Using AWS Cloudfront with a Custom Domain and Free SSL

AWS Cloudfront is a CDN for delivering content to your users faster, by serving it from locations closer to them. It caches requests nearer to users and call pull the original content from its S3 service, or your own web server.

By default a Cloudfront distribution comes with an SSL enabled subdomain on the cloudfront.net domain name that looks something like this:


dlksg932809.cloudfront.net //default example
cdn.mikehealy.com.au //custom domain

You can also create a free SSL certificate through AWS for your own custom domain (or subdomain) and point that to your Cloudfront distribution. This is especially useful if you’re using Cloudfront to serve a static site in lieu of a conventional server.

Creating a Free, Custom SSL through AWS Certificate Manager

Go to AWS’ Certificate Manager product and choose ‘Request a certificate’.

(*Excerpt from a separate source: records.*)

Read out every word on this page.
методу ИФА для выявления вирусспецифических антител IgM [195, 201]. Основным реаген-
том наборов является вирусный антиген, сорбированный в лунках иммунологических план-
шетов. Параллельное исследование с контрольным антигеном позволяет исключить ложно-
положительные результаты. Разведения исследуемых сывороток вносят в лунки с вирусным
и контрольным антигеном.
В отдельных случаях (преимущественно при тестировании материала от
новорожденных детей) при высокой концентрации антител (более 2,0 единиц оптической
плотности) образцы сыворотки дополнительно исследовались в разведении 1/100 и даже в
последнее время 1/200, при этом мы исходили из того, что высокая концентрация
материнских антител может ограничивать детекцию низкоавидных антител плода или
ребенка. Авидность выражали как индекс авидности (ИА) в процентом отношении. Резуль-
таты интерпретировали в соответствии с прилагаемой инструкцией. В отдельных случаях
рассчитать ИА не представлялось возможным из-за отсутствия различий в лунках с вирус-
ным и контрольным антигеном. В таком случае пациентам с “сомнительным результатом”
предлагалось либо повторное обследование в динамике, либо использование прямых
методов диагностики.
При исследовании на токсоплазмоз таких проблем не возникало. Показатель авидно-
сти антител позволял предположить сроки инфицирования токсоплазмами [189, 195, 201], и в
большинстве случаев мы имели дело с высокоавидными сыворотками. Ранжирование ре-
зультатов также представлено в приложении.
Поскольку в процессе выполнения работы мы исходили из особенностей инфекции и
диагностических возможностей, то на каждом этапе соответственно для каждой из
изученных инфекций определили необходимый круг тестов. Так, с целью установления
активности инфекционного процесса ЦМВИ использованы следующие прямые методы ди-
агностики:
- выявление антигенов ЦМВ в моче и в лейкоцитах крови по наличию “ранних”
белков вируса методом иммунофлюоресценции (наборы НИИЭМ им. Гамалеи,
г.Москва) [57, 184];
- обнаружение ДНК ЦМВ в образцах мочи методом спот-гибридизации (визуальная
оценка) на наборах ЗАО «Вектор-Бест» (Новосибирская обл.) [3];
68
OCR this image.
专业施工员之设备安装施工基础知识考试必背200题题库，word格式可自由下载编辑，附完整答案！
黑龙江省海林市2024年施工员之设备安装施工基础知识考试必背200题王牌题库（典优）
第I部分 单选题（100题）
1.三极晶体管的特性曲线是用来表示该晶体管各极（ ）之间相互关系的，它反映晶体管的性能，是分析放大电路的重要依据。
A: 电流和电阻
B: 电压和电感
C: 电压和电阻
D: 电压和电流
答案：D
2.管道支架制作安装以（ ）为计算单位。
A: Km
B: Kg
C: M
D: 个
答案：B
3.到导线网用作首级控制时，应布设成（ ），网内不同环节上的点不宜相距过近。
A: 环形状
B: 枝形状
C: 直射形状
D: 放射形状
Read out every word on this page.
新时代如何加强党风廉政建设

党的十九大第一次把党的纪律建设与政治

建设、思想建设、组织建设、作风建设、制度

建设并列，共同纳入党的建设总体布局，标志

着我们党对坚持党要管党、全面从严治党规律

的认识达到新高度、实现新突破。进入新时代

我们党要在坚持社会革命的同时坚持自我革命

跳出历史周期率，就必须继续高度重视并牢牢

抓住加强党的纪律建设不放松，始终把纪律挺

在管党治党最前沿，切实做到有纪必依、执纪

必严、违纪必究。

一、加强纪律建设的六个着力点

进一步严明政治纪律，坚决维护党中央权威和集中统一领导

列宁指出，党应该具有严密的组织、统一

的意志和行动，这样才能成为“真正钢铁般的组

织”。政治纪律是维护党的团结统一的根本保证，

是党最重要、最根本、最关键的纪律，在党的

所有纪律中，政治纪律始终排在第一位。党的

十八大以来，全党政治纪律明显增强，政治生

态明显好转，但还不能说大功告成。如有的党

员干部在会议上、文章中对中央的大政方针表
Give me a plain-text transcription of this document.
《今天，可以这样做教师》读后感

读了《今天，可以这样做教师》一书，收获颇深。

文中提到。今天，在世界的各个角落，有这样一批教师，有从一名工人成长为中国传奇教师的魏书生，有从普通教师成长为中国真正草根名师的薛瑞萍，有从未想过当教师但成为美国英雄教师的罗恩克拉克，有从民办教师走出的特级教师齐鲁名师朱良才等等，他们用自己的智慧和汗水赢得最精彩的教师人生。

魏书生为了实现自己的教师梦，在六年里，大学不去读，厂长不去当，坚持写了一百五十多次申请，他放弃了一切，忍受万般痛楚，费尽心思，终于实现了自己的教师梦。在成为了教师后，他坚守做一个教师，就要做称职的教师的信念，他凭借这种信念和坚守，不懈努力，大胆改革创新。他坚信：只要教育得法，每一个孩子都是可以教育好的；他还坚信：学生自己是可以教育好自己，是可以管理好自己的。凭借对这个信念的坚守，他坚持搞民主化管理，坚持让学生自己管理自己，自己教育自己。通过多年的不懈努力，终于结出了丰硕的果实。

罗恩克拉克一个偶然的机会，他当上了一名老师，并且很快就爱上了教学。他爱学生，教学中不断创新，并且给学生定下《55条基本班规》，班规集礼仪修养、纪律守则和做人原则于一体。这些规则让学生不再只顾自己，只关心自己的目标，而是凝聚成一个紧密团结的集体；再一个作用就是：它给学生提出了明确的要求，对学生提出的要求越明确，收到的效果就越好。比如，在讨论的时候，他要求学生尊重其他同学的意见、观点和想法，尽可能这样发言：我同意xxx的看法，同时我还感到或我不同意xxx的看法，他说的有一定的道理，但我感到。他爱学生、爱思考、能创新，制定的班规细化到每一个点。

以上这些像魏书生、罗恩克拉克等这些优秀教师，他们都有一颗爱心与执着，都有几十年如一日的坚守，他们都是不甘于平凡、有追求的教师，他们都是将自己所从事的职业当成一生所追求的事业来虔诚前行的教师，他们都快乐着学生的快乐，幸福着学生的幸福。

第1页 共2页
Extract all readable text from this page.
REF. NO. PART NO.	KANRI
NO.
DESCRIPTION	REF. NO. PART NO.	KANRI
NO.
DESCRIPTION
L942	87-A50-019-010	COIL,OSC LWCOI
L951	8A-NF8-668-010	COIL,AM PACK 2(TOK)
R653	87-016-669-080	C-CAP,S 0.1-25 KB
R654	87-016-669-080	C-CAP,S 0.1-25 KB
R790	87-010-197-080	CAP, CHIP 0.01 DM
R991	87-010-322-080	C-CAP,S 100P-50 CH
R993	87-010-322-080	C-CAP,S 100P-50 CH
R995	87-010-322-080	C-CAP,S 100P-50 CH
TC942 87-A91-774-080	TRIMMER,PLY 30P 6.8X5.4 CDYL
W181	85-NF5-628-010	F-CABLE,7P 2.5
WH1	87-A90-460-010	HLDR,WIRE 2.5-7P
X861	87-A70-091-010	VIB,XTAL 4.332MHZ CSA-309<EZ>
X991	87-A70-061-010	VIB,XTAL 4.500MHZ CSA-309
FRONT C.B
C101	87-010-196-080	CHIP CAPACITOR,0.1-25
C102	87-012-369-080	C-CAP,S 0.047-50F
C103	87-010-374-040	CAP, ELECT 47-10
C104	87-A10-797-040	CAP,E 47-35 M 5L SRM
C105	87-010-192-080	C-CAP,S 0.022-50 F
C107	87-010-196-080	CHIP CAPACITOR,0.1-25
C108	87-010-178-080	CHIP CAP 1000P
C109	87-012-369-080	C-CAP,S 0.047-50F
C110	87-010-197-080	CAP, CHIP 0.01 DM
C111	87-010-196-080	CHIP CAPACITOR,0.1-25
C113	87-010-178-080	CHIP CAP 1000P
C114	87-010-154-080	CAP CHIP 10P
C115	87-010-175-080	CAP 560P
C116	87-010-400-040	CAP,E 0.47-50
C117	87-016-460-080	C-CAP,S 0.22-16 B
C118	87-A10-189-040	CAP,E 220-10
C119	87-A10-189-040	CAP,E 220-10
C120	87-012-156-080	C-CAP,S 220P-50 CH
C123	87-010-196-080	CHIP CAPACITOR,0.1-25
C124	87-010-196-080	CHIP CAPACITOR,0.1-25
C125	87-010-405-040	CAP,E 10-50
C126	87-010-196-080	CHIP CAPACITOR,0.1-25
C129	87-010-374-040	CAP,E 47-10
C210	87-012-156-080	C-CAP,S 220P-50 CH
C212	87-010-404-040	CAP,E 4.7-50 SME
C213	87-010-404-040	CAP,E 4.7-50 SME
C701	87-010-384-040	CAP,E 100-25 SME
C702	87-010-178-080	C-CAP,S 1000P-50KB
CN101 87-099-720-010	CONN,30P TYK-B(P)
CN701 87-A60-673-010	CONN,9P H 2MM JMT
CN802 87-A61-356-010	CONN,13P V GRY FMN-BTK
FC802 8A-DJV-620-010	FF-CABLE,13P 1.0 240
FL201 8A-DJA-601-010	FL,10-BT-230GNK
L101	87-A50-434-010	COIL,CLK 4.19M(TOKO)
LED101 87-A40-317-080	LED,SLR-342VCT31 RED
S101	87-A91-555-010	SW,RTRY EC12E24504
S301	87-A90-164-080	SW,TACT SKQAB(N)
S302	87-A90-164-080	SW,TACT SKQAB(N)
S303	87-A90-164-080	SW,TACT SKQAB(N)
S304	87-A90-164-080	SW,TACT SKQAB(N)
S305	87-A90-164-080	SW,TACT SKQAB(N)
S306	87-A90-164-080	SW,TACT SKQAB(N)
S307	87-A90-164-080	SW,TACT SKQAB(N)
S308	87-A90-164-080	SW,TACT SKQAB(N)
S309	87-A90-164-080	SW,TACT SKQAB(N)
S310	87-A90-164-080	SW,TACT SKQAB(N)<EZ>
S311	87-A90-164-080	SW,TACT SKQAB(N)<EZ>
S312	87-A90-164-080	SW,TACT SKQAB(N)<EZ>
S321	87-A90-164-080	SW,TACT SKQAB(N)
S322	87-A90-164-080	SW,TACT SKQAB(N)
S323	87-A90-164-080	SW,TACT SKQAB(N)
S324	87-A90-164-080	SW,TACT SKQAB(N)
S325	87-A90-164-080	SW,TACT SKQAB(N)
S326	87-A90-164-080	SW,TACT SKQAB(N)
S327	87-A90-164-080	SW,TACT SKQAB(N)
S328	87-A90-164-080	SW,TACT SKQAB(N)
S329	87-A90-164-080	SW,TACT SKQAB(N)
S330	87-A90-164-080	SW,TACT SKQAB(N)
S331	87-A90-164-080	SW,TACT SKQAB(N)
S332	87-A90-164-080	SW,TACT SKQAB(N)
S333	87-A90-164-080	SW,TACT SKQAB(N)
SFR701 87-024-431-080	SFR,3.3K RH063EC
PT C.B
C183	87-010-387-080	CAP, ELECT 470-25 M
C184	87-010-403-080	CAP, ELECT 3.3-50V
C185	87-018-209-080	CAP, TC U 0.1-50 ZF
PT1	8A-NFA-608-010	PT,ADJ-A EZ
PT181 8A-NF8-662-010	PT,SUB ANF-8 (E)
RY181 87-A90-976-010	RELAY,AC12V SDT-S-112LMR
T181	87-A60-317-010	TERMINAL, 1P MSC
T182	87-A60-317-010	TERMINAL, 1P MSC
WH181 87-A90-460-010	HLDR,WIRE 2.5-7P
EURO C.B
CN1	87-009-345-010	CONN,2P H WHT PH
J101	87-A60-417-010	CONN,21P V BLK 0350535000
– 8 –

You’ll be asked to specify your domain (or subdomain) and which validation method to use.

DNS Validation

This method has you setting a CNAME record for the domain to prove that you have control of the domain. It’s the preferred method, however some DNS providers don’t support the characters required due to faulty validation rules, and so it might not be available to you.

Email Validation

This is the alternative method and requires you to have access to receive mail at a common admin email address such as administrator@example.com for your root domain.

The process after either creating your DNS CNAME or selecting email validation is essentially to follow the prompts and let AWS provision a new certificate for you.

Setting up your Cloudfront Distribution

Once your certificate has been created you can create your new distribution and select it as the SSL certificate to use. The other options for your distribution aren’t covered in this post, but you can now use your own (sub)domain to point to this distribution and your choice of S3 or your own web server to act as the origin server.

Provisioning the distribution takes a little while, usually more than 15 minutes in my experience.
Once that’s happened you’ll have a great, low cost static file serving distribution on your own domain with free SSL!

This is great for low-cost side projects or serving static files for your main website that would not otherwise justify setting up a web server and configuring Lets Encrypt, or having to purchase a traditional SSL certificate.

CDNs for WordPress

You can use a plugin (of course) to rewrite your content URLs so they are served off your CDN. This leaves the editing and publishing process unchanged. The plugin will handle converting local URLs to CDN versions.

As mentioned you have the choice of using your local web server, or S3 as the origin for your Cloudfront distribution. One advantage of moving your media off your WordPress site and onto S3 as the main store is that your local site install stays smaller and is therefore easier to move and backup.